Crypto investor loses $12M to Ethereum poisoning scam

Written by Jon CuthbertPublished Jan. 31 2026Last Updated Jan. 31 2026

Share

A cryptocurrency investor has lost 4,556 Ethereum, worth about $12.4 million, after falling victim to an address poisoning scam involving a fake look-alike wallet address.

The incident was flagged by Specter, a pseudonymous blockchain analyst, who said the theft occurred around 32 hours after the attacker first interacted with the victim’s wallet.

According to on-chain data, the attacker initially sent a small “dust” transaction to the victim to manipulate the wallet’s transaction history.

Address poisoning scams exploit the way users visually verify wallet addresses by checking only the first and last characters.
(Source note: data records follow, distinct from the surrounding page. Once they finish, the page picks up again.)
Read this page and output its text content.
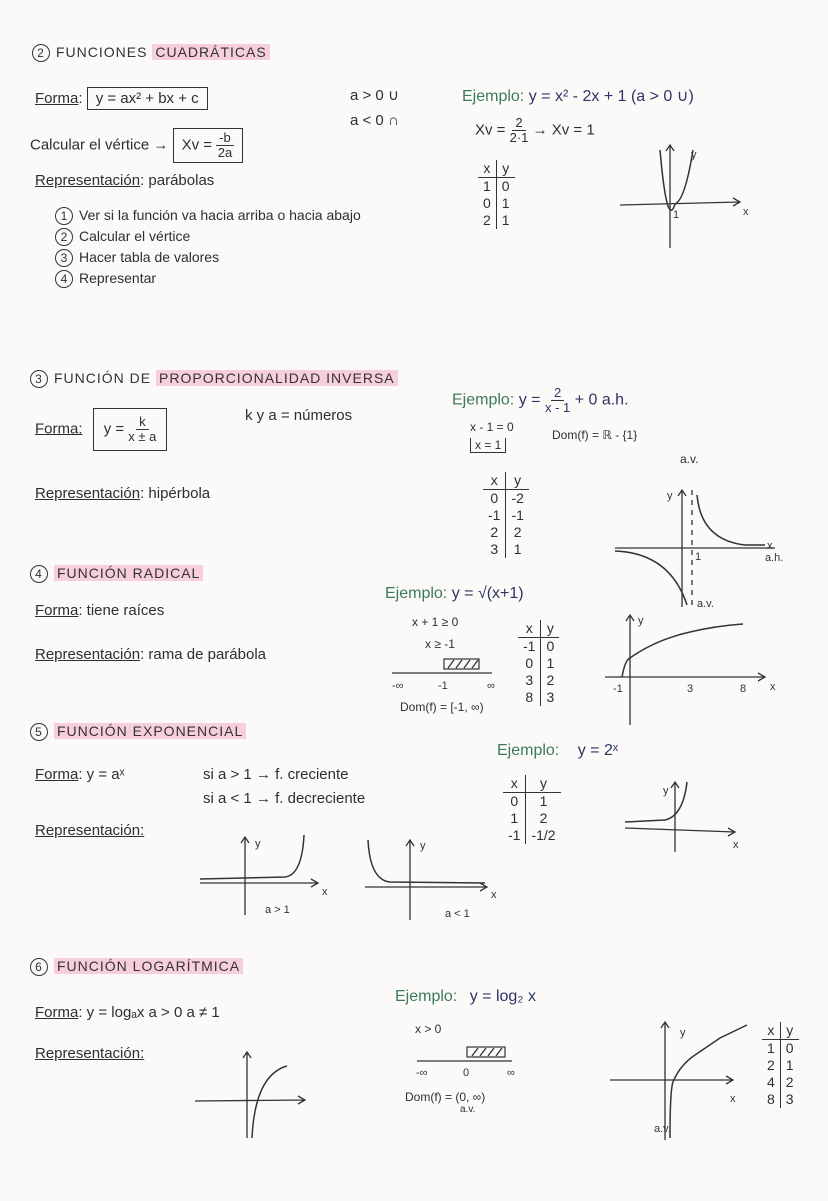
2 FUNCIONES CUADRÁTICAS
Forma: y = ax² + bx + c	a > 0 ∪
a < 0 ∩
Calcular el vértice → $Xv = \frac{-b}{2a}$
Representación: parábolas
1 Ver si la función va hacia arriba o hacia abajo
2 Calcular el vértice
3 Hacer tabla de valores
4 Representar
Ejemplo: y = x² - 2x + 1 (a > 0 ∪)
$Xv = \frac{2}{2\cdot 1} \to Xv = 1$
x	y
1	0
0	1
2	1
y
x
1
3 FUNCIÓN DE PROPORCIONALIDAD INVERSA
Forma: $y = \frac{k}{x \pm a}$	k y a = números
Representación: hipérbola
Ejemplo: $y = \frac{2}{x - 1} + 0$ a.h.
x - 1 = 0
x = 1
Dom(f) = ℝ - {1}
a.v.
x	y
0	-2
-1	-1
2	2
3	1
y
a.h.
x
1
a.v.
4 FUNCIÓN RADICAL
Forma: tiene raíces
Representación: rama de parábola
Ejemplo: y = √(x+1)
x + 1 ≥ 0
x ≥ -1
-∞	-1	∞
Dom(f) = [-1, ∞)
x	y
-1	0
0	1
3	2
8	3
y
x
-1	3	8
5 FUNCIÓN EXPONENCIAL
Forma: y = aˣ	si a > 1 → f. creciente
si a < 1 → f. decreciente
Representación:
y
x
a > 1
y
x
a < 1
Ejemplo: y = 2ˣ
x	y
0	1
1	2
-1	-1/2
y
x
6 FUNCIÓN LOGARÍTMICA
Forma: y = logₐx a > 0 a ≠ 1
Representación:
Ejemplo: y = log₂ x
x > 0
-∞	0	∞
Dom(f) = (0, ∞)
a.v.
y
x
a.v.
x	y
1	0
2	1
4	2
8	3
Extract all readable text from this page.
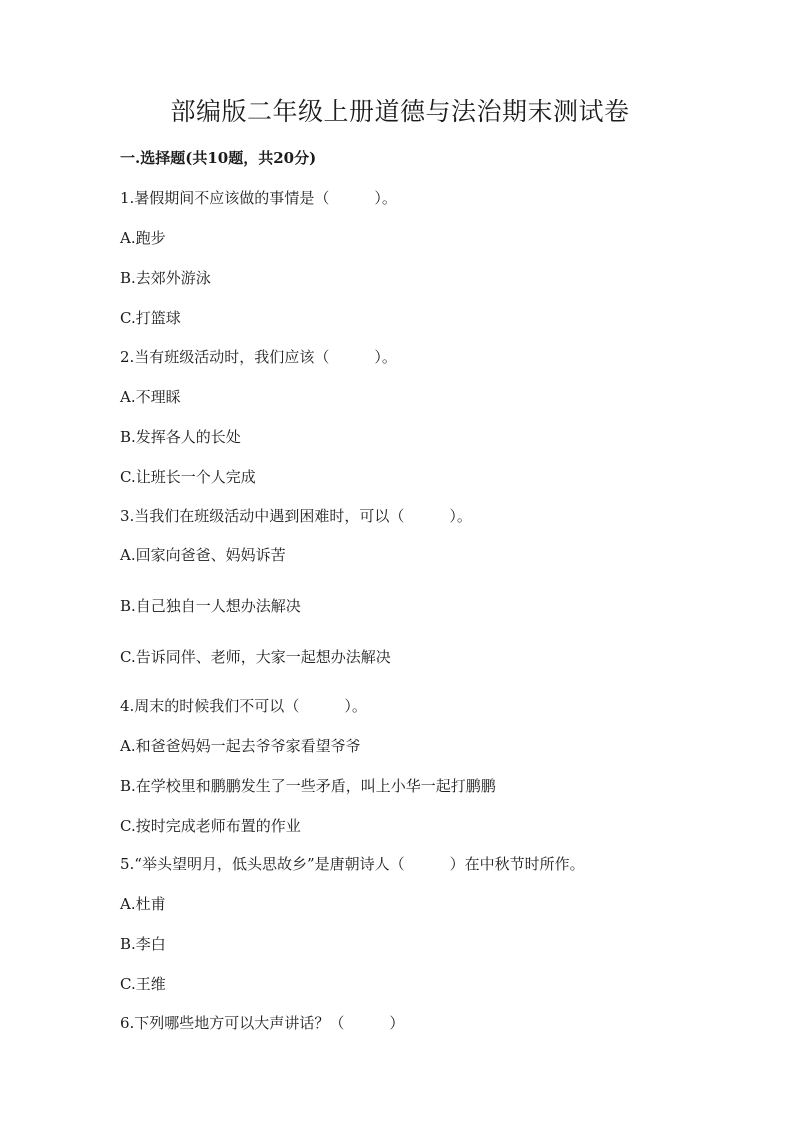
部编版二年级上册道德与法治期末测试卷

一.选择题(共10题，共20分)

1.暑假期间不应该做的事情是（　　　）。

A.跑步

B.去郊外游泳

C.打篮球

2.当有班级活动时，我们应该（　　　）。

A.不理睬

B.发挥各人的长处

C.让班长一个人完成

3.当我们在班级活动中遇到困难时，可以（　　　）。

A.回家向爸爸、妈妈诉苦

B.自己独自一人想办法解决

C.告诉同伴、老师，大家一起想办法解决

4.周末的时候我们不可以（　　　）。

A.和爸爸妈妈一起去爷爷家看望爷爷

B.在学校里和鹏鹏发生了一些矛盾，叫上小华一起打鹏鹏

C.按时完成老师布置的作业

5.“举头望明月，低头思故乡”是唐朝诗人（　　　）在中秋节时所作。

A.杜甫

B.李白

C.王维

6.下列哪些地方可以大声讲话？（　　　）
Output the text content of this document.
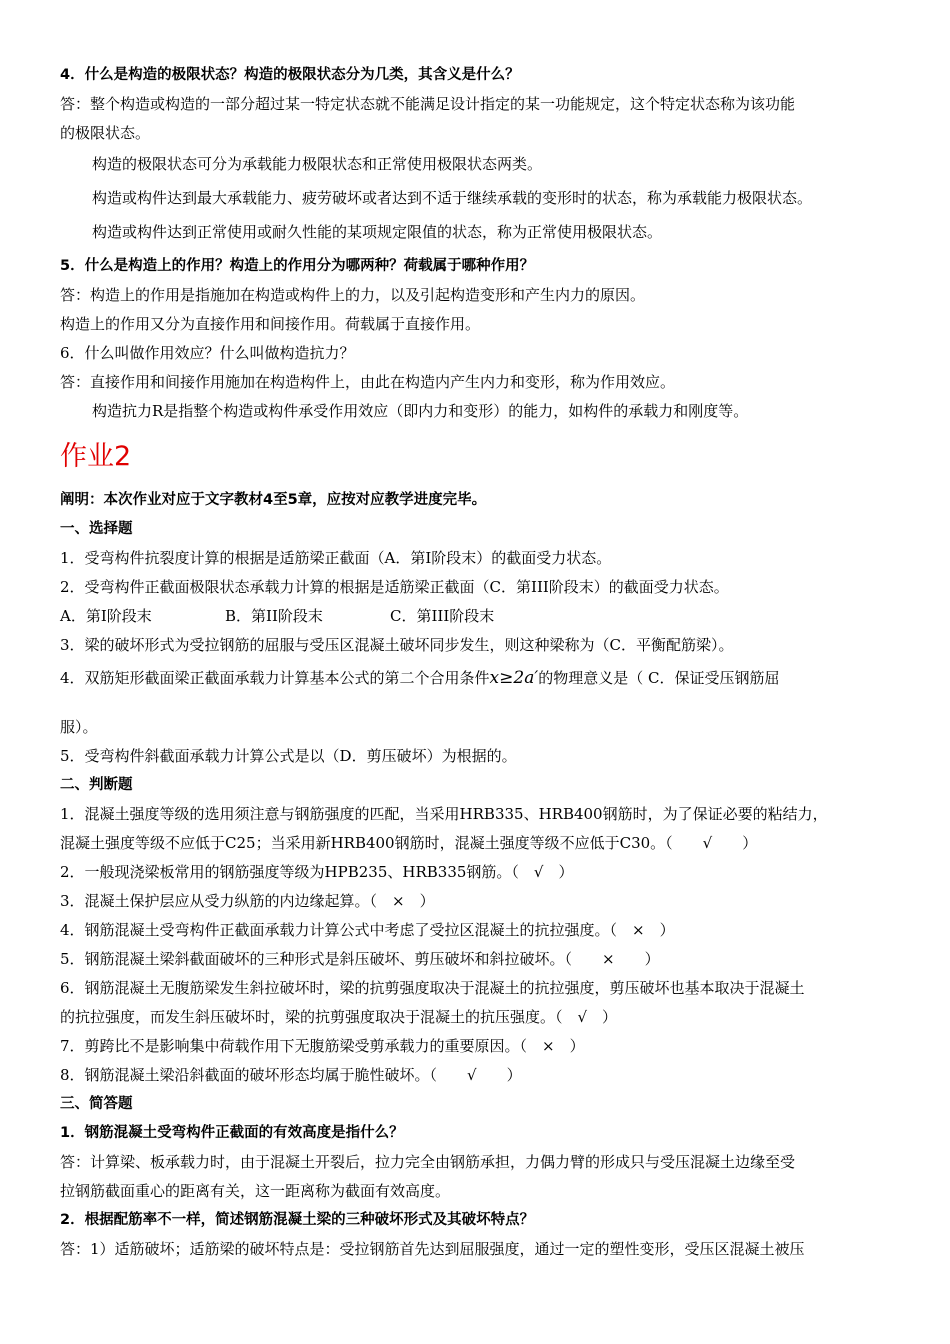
4．什么是构造的极限状态？构造的极限状态分为几类，其含义是什么？
答：整个构造或构造的一部分超过某一特定状态就不能满足设计指定的某一功能规定，这个特定状态称为该功能
的极限状态。
构造的极限状态可分为承载能力极限状态和正常使用极限状态两类。
构造或构件达到最大承载能力、疲劳破坏或者达到不适于继续承载的变形时的状态，称为承载能力极限状态。
构造或构件达到正常使用或耐久性能的某项规定限值的状态，称为正常使用极限状态。
5．什么是构造上的作用？构造上的作用分为哪两种？荷载属于哪种作用？
答：构造上的作用是指施加在构造或构件上的力，以及引起构造变形和产生内力的原因。
构造上的作用又分为直接作用和间接作用。荷载属于直接作用。
6．什么叫做作用效应？什么叫做构造抗力？
答：直接作用和间接作用施加在构造构件上，由此在构造内产生内力和变形，称为作用效应。
构造抗力R是指整个构造或构件承受作用效应（即内力和变形）的能力，如构件的承载力和刚度等。
作业2
阐明：本次作业对应于文字教材4至5章，应按对应教学进度完毕。
一、选择题
1．受弯构件抗裂度计算的根据是适筋梁正截面（A．第I阶段末）的截面受力状态。
2．受弯构件正截面极限状态承载力计算的根据是适筋梁正截面（C．第III阶段末）的截面受力状态。
A．第I阶段末	B．第II阶段末	C．第III阶段末
3．梁的破坏形式为受拉钢筋的屈服与受压区混凝土破坏同步发生，则这种梁称为（C．平衡配筋梁）。
4．双筋矩形截面梁正截面承载力计算基本公式的第二个合用条件x≥2a′的物理意义是（ C．保证受压钢筋屈
服）。
5．受弯构件斜截面承载力计算公式是以（D．剪压破坏）为根据的。
二、判断题
1．混凝土强度等级的选用须注意与钢筋强度的匹配，当采用HRB335、HRB400钢筋时，为了保证必要的粘结力，
混凝土强度等级不应低于C25；当采用新HRB400钢筋时，混凝土强度等级不应低于C30。（　　√　　）
2．一般现浇梁板常用的钢筋强度等级为HPB235、HRB335钢筋。（　√　）
3．混凝土保护层应从受力纵筋的内边缘起算。（　×　）
4．钢筋混凝土受弯构件正截面承载力计算公式中考虑了受拉区混凝土的抗拉强度。（　×　）
5．钢筋混凝土梁斜截面破坏的三种形式是斜压破坏、剪压破坏和斜拉破坏。（　　×　　）
6．钢筋混凝土无腹筋梁发生斜拉破坏时，梁的抗剪强度取决于混凝土的抗拉强度，剪压破坏也基本取决于混凝土
的抗拉强度，而发生斜压破坏时，梁的抗剪强度取决于混凝土的抗压强度。（　√　）
7．剪跨比不是影响集中荷载作用下无腹筋梁受剪承载力的重要原因。（　×　）
8．钢筋混凝土梁沿斜截面的破坏形态均属于脆性破坏。（　　√　　）
三、简答题
1．钢筋混凝土受弯构件正截面的有效高度是指什么？
答：计算梁、板承载力时，由于混凝土开裂后，拉力完全由钢筋承担，力偶力臂的形成只与受压混凝土边缘至受
拉钢筋截面重心的距离有关，这一距离称为截面有效高度。
2．根据配筋率不一样，简述钢筋混凝土梁的三种破坏形式及其破坏特点？
答：1）适筋破坏；适筋梁的破坏特点是：受拉钢筋首先达到屈服强度，通过一定的塑性变形，受压区混凝土被压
In this case, the attacker created a vanity address that closely matched the legitimate over-the-counter settlement address used by the victim.

The fraudulent address shared the same starting and ending characters as the intended destination, making it appear authentic at a glance.

Specter said the attacker monitored the victim’s wallet activity for nearly two months before executing the theft.

During this period, the attacker identified a frequently used deposit address linked to large OTC transactions.

The scammer then generated a deceptive address using specialised software designed to replicate specific character patterns.

A minor transaction was sent from the fake address to ensure it appeared in the victim’s recent transaction list.

When the victim later attempted to transfer the Ethereum, they copied the poisoned address from their transaction history.

As a result, the full 4,556 Ethereum was sent directly to the attacker’s wallet.

The loss represents one of the largest address poisoning incidents recorded this year.

The incident follows a similar case last month in which another crypto trader reportedly lost around $50 million using the same method.

Security analysts say these scams are increasing due to wallet interfaces that truncate long addresses for display.

This design choice hides the middle characters where most discrepancies occur between legitimate and fake addresses.

Industry observers warn that even experienced investors can fall victim to this form of visual deception.

The breach has raised concerns about verification standards among high-value and institutional crypto users.

While retail users often rely on copy-paste habits, large investors are expected to apply stricter safeguards.

Blockchain security firm Scam Sniffer advised users to stop relying on transaction history for repeat payments.

The firm recommended the use of verified address books and whitelisted destinations for large transfers.

Experts also suggest performing small test transactions before moving significant amounts of cryptocurrency.

The incident highlights ongoing security risks in self-custodied crypto transactions despite growing market maturity.

At the time of reporting, Ethereum price was $2,528.77.